Die Klage des Versicherungsnehmers gegen Kfz - Kaskoversicherer auf Leistung des Wiederbeschaffungswertes des versicherten Fahrzeugs wegen behaupteten Diebstahls darf nicht ausschließlich deshalb als unschlüssig abgewiesen werden, weil der Versicherungsnehmer keine Details zur Reparatur eines bei dem Vorbesitzer eingetretenen Vorschadens vortragen kann. Für den Anspruch aus dem Kaskoversicherungsvertrag ist lediglich das vertragliche Leistungsversprechen des Versicherers entscheidend - die gesetzlichen Vorschriften zum Schadensersatz finden keine Anwendung.

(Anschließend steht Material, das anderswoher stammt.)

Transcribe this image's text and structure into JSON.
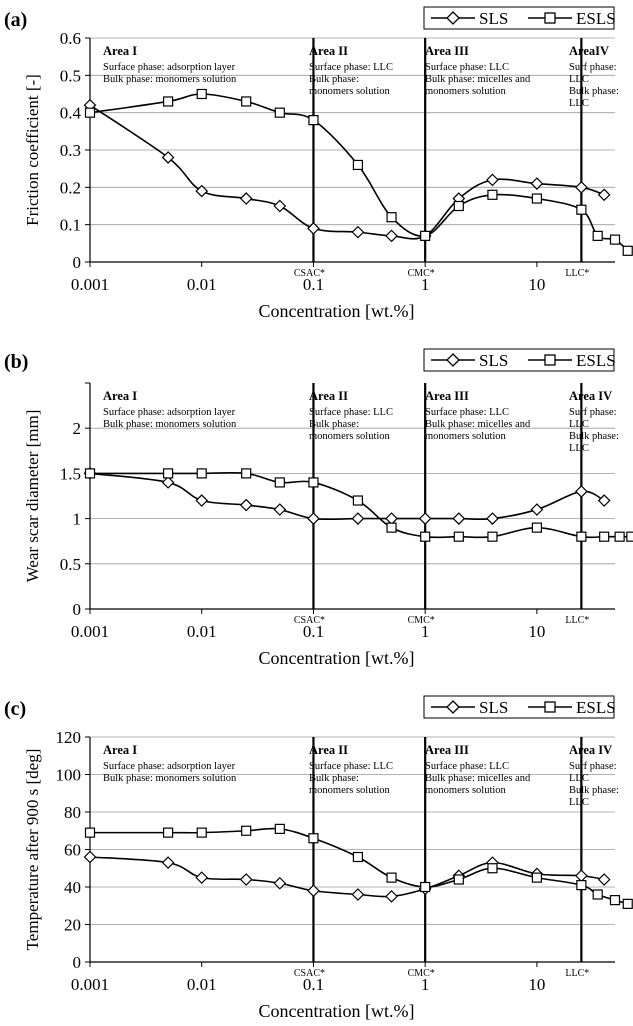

In Fällen von Unaufklärbarkeiten ist ein Mindestwiederbeschaffungswert zu schätzen. Ein zum Straßenverkehr zugelassenes Fahrzeug hat einen Mindestwert, den ein Sachverständiger bestimmen kann, auch wenn das Fahrzeug Vorschäden hatte.
Zum Sachverhalt:
Der Kläger hat sein Fahrzeug auf dem Parkplatz eines Einkaufsmarktes abgestellt und nicht mehr aufgefunden. Aus den Angaben der Beklagten ergibt sich das äußere Bild eines versicherten Diebstahls. Die Beklagte bestritt den Diebstahl. Das LG hatte im Verfahren eine vorherige Anhörung unterlassen und damit den Anspruch auf rechtliches Gehör verletzt. Daher wurde das Urteil unter anderem angefochten. Das LG kannte auch die Rechtsprechung des BGH nicht und berücksichtigte diese auch nicht in den Grundsätzen ihrer Rechtsprechung. Nach Ansicht des BGH ist für den Anspruch des Versicherungsnehmers aus einem Kaskovertrag allein das vertragliche Leistungsversprechen des Versicherers maßgeblich, wohingegen die gesetzlichen Vorschriften zum Schadensersatz keine Anwendung finden.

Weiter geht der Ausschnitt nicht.